После сокрушительного поражения, которое Германия нанесла Франции в 1870 году, в Берлине были все основания опасаться, что рано или поздно Франция захочет вернуть себе прежнее господство на Европейском континенте. Само по себе это еще не представляло для Германии смертельной угрозы, поскольку военный потенциал Франции к концу XIX века едва достигал половины германской мощи. Но все выглядело совсем по-иному, если на стороне Франции выступит Россия, которая благодаря выгодному географическому положению и многочисленности армии становилась очень опасным противником.
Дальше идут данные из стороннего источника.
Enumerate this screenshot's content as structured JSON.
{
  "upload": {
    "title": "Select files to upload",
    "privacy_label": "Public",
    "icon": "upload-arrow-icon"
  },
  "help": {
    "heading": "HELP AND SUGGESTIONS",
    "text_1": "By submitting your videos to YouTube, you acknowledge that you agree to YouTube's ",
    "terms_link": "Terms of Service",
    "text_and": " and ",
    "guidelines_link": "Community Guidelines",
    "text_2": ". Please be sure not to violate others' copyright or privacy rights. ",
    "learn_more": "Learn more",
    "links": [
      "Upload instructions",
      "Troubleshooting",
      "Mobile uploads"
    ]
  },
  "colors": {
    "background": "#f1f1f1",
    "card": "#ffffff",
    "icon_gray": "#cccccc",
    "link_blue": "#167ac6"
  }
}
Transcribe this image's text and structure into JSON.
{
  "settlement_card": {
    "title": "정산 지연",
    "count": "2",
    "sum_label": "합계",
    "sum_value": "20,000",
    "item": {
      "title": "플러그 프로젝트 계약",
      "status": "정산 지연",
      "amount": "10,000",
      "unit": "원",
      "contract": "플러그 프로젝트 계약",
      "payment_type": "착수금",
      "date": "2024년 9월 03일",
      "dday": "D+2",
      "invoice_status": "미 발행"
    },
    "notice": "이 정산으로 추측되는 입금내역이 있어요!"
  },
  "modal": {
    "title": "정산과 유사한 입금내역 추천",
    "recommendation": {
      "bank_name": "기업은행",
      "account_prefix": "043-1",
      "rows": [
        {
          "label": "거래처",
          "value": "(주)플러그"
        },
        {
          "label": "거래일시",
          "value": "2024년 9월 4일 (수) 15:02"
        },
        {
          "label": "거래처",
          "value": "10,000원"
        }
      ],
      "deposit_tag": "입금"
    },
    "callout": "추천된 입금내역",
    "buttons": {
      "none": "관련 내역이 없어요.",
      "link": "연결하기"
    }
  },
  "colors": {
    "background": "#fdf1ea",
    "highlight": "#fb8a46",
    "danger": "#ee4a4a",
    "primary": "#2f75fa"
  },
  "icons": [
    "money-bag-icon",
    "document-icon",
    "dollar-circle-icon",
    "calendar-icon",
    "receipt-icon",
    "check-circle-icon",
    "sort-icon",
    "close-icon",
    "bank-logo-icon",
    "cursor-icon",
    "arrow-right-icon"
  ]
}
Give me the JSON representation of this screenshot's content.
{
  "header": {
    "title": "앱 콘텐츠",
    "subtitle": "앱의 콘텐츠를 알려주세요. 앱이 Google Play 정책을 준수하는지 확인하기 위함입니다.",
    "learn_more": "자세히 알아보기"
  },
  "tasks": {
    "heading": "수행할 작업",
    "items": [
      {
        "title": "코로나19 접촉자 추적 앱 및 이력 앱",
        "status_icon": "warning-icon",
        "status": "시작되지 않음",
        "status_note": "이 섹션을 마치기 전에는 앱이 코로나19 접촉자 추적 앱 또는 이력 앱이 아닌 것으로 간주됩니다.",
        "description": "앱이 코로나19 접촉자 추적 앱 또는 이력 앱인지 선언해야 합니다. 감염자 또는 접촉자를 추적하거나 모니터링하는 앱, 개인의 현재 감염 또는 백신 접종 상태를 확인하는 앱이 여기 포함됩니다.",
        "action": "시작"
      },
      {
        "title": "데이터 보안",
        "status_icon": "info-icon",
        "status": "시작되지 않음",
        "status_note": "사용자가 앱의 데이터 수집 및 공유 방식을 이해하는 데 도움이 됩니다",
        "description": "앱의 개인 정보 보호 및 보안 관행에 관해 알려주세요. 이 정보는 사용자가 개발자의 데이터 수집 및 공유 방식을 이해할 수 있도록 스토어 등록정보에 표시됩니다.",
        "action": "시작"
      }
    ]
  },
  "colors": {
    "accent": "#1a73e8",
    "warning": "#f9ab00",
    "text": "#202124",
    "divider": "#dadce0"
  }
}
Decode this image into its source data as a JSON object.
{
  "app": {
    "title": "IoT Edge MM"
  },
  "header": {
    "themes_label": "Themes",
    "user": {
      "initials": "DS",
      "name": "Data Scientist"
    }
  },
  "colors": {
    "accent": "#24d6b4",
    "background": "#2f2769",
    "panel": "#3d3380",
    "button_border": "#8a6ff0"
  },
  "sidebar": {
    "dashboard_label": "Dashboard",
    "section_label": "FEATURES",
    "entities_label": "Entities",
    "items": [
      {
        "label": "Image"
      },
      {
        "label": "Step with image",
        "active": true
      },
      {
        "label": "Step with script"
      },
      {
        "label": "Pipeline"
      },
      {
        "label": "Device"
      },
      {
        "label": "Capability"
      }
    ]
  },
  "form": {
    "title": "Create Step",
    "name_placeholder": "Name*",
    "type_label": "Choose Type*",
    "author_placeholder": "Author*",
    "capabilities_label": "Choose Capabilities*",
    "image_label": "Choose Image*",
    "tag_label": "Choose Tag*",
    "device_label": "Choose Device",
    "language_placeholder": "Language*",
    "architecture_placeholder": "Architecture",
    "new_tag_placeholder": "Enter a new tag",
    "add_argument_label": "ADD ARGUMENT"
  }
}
Уже после окончания франко-прусской войны, когда Россия и Германия сохраняли еще вполне дружественные отношения, начальник германского генерального штаба Хельмут фон Мольтке-старший предупреждал свое правительство об опасности войны на два фронта4. И в 1894 году такая опасность стала вырисовываться вполне реально, когда Франция и Россия подписали военный договор, обязывавший каждую из сторон оказывать военную помощь другой стороне в случае нападения на нее Германии или одного из ее союзников. После 1894 года генеральные штабы Германии, Франции и России сосредоточились на выработке стратегий, позволявших наиболее выгодно для себя использовать ситуацию войны на два фронта.